The baseline report added that, “China’s soybean imports have risen steadily since the late 1990s through 2017/18, and are expected to account for about 60.0 percent of world soybean trade by 2029/30. China’s imports are projected to increase from 86.1 million tons in 2020/21 to 112.5 million tons in 2029/30, accounting for 74.0 percent of the increase in trade. The projections assume that China will continue to meet the rising demand for edible vegetable oils and protein in feed by importing soybeans while supporting domestic production of food and feed grains.”

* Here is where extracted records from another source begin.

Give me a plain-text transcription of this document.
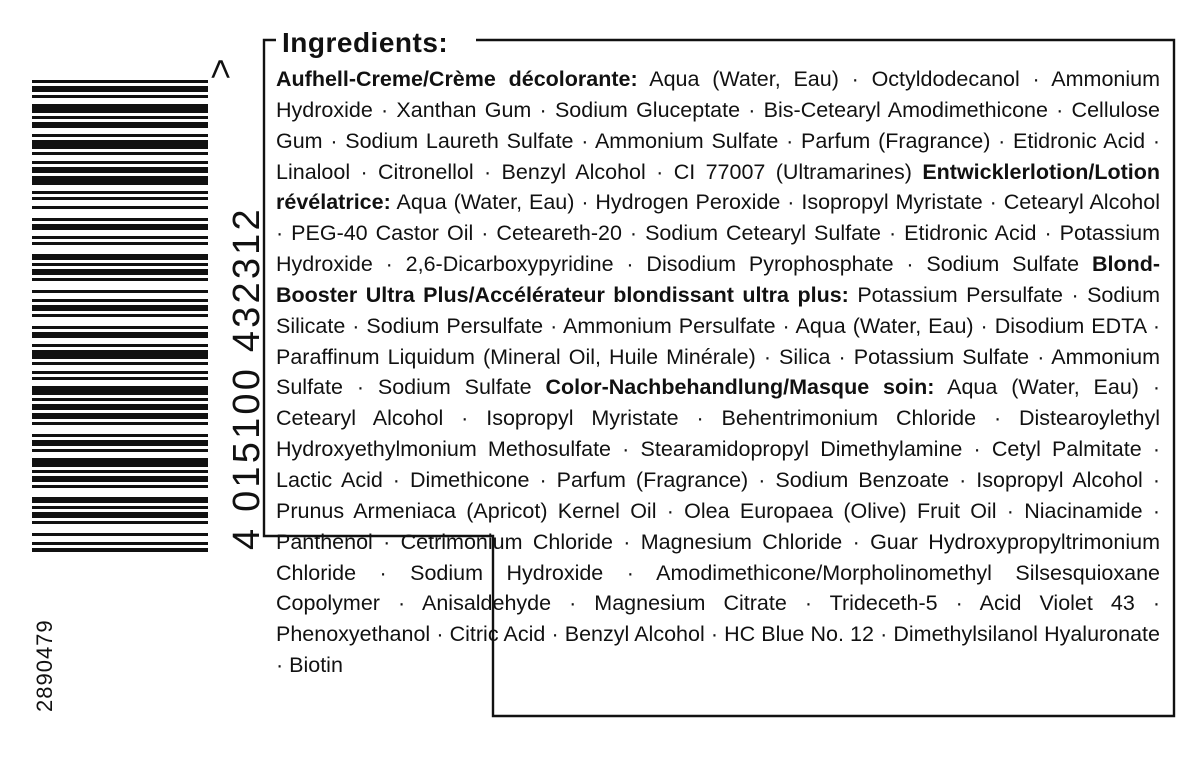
4 015100 432312
>
2890479
Ingredients:
Aufhell-Creme/Crème décolorante: Aqua (Water, Eau) · Octyldodecanol · Ammonium Hydroxide · Xanthan Gum · Sodium Gluceptate · Bis-Cetearyl Amodimethicone · Cellulose Gum · Sodium Laureth Sulfate · Ammonium Sulfate · Parfum (Fragrance) · Etidronic Acid · Linalool · Citronellol · Benzyl Alcohol · CI 77007 (Ultramarines) Entwicklerlotion/Lotion révélatrice: Aqua (Water, Eau) · Hydrogen Peroxide · Isopropyl Myristate · Cetearyl Alcohol · PEG-40 Castor Oil · Ceteareth-20 · Sodium Cetearyl Sulfate · Etidronic Acid · Potassium Hydroxide · 2,6-Dicarboxypyridine · Disodium Pyrophosphate · Sodium Sulfate Blond-Booster Ultra Plus/Accélérateur blondissant ultra plus: Potassium Persulfate · Sodium Silicate · Sodium Persulfate · Ammonium Persulfate · Aqua (Water, Eau) · Disodium EDTA · Paraffinum Liquidum (Mineral Oil, Huile Minérale) · Silica · Potassium Sulfate · Ammonium Sulfate · Sodium Sulfate Color-Nachbehandlung/Masque soin: Aqua (Water, Eau) · Cetearyl Alcohol · Isopropyl Myristate · Behentrimonium Chloride · Distearoylethyl Hydroxyethylmonium Methosulfate · Stearamidopropyl Dimethylamine · Cetyl Palmitate · Lactic Acid · Dimethicone · Parfum (Fragrance) · Sodium Benzoate · Isopropyl Alcohol · Prunus Armeniaca (Apricot) Kernel Oil · Olea Europaea (Olive) Fruit Oil · Niacinamide · Panthenol · Cetrimonium Chloride · Magnesium Chloride · Guar Hydroxypropyltrimonium Chloride · Sodium Hydroxide · Amodimethicone/Morpholinomethyl Silsesquioxane Copolymer · Anisaldehyde · Magnesium Citrate · Trideceth-5 · Acid Violet 43 · Phenoxyethanol · Citric Acid · Benzyl Alcohol · HC Blue No. 12 · Dimethylsilanol Hyaluronate · Biotin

Turning to world soybean exports, USDA stated that,”Brazil’s soybean exports are projected to rise 21.8 million tons (29 percent) to 97.4 million tons during the projection period (2020/21 to 2029/30), strengthening its position as the world’s leading soybean exporter. Soybeans remain more profitable to produce than other crops in most areas of Brazil.”
The baseline report also noted that, “The U.S. share of global soybean exports is about 34 percent in 2020/21 and projected to decrease to 32.5 percent by 2029/30. U.S. soybean exports are projected to increase from 51.6 million tons in 2020/21 to 61.0 million tons by 2029/30.”